2025 Curriculum Committee Highlights

April 7, 2025

February 17, 2025


April 7, 2025

  • New Electives Approved: Bridges Subcommittee vetted and approved four new electives, which the full Curriculum Committee voted to approve today:  Childhood Grief (2wks), Integrative Medicine (2wks), Lifestyle Medicine (2wks), and Medical Russian (4wks). After review and discussion, the Curriculum Committee approved the new approach.
  • Surgery Clerkship Expansion: Dr. Rani Schuchert presented plans to expand the Surgery Clerkship from 6 weeks to 8 weeks as recommended by the Curriculum Reform Task Force.  Surgery will continue to have two three-week clinical rotations, adding a launch week and a wrap-up week, consolidating didactic learning during those times, and resuming Saturday clinical duties.  New skills workshops and a social determinants of health assessment will be innovations; there are slight changes to grade components and the assessment process overall to accommodate.  The Committee voted to approve expansion plans, which will take effect for the 3RC Class of 2027 students beginning in Period 3 (4/21/25).
  • Whole Curriculum Review: The Committee continued its Whole Curriculum Review, following three full sessions exploring our different phases, the curriculum map, and key outcomes.  A revised map has yet to be completed, so we are delaying final resolution of the Review, but the Office of Accreditation and CQI presented a tentative work plan to identify the key areas already identified as requiring improvement:  an updated map of all phases, a Step 1 root cause analysis, a new approach to clinical site comparability, and an improved responsibility for clinical experiences outline.

February 17, 2025

  • Clerkship Assessment (of Student):  New Form/Process: Dr.
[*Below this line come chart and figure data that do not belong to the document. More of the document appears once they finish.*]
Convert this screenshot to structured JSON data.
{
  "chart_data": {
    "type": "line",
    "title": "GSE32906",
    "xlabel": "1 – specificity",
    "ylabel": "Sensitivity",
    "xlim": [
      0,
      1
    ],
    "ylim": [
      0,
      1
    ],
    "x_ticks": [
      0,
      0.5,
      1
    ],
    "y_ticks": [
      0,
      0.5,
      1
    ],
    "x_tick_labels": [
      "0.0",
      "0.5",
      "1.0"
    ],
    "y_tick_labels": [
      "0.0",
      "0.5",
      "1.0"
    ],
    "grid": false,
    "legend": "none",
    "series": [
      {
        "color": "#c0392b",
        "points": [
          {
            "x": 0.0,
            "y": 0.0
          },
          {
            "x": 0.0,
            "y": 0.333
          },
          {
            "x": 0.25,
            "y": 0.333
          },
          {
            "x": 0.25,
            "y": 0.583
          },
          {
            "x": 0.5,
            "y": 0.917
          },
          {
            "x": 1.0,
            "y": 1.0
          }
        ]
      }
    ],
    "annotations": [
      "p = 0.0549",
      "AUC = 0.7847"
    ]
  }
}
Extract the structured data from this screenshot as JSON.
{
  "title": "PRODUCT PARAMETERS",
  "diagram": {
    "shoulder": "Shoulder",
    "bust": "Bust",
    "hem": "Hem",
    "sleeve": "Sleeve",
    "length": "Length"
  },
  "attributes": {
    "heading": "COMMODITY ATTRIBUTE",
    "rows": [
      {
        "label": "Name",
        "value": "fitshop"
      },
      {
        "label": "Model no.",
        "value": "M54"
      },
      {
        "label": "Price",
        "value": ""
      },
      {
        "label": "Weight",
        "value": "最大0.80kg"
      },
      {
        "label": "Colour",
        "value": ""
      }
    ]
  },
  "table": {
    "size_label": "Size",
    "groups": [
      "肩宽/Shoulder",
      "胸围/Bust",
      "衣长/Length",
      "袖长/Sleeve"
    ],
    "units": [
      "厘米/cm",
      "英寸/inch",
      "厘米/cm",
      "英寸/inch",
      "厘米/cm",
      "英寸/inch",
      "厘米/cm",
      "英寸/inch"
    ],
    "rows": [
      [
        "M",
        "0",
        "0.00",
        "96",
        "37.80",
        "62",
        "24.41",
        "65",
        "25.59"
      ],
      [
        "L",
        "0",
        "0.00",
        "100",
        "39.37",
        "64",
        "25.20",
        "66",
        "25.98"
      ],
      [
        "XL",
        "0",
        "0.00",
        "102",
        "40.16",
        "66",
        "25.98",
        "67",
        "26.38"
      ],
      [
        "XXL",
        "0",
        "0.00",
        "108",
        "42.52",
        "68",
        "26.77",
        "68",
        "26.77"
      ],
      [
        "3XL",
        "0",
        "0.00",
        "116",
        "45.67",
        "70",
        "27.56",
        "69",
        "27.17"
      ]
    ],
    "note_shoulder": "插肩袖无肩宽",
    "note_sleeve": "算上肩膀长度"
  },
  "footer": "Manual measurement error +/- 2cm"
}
Raquel Buranosky presented the work of the Clerkship Directors Subcommittee, which created and approved a revision to the form used by clerkship faculty to assess students in the workplace.  The new version alters the item categories, tying them to the six competencies more explicitly, with more detailed and actionable behavioral anchors.  Preceptors will be pushed up front to provide summative comments with specific items of feedback, and no longer asked to give a "grade" based on an observation of a learner.  These assessments will go through Elentra instead of MedHub, immediately available for students to review; they will be used by clerkship grading committees to help general final clinical and overall grading.  There is no change in the proportion of the grade in each clerkship that derives from the clinical assessments.  After review and discussion, the Curriculum Committee approved the new approach.
  • Artificial Intelligence and Learning at UPSOM: We had an open discussion to follow up on our recent Curriculum Colloquium, which focused on AI in Medical Education.  Students shared some of the common uses of AI for learning, and faculty described some of the risks and challenges.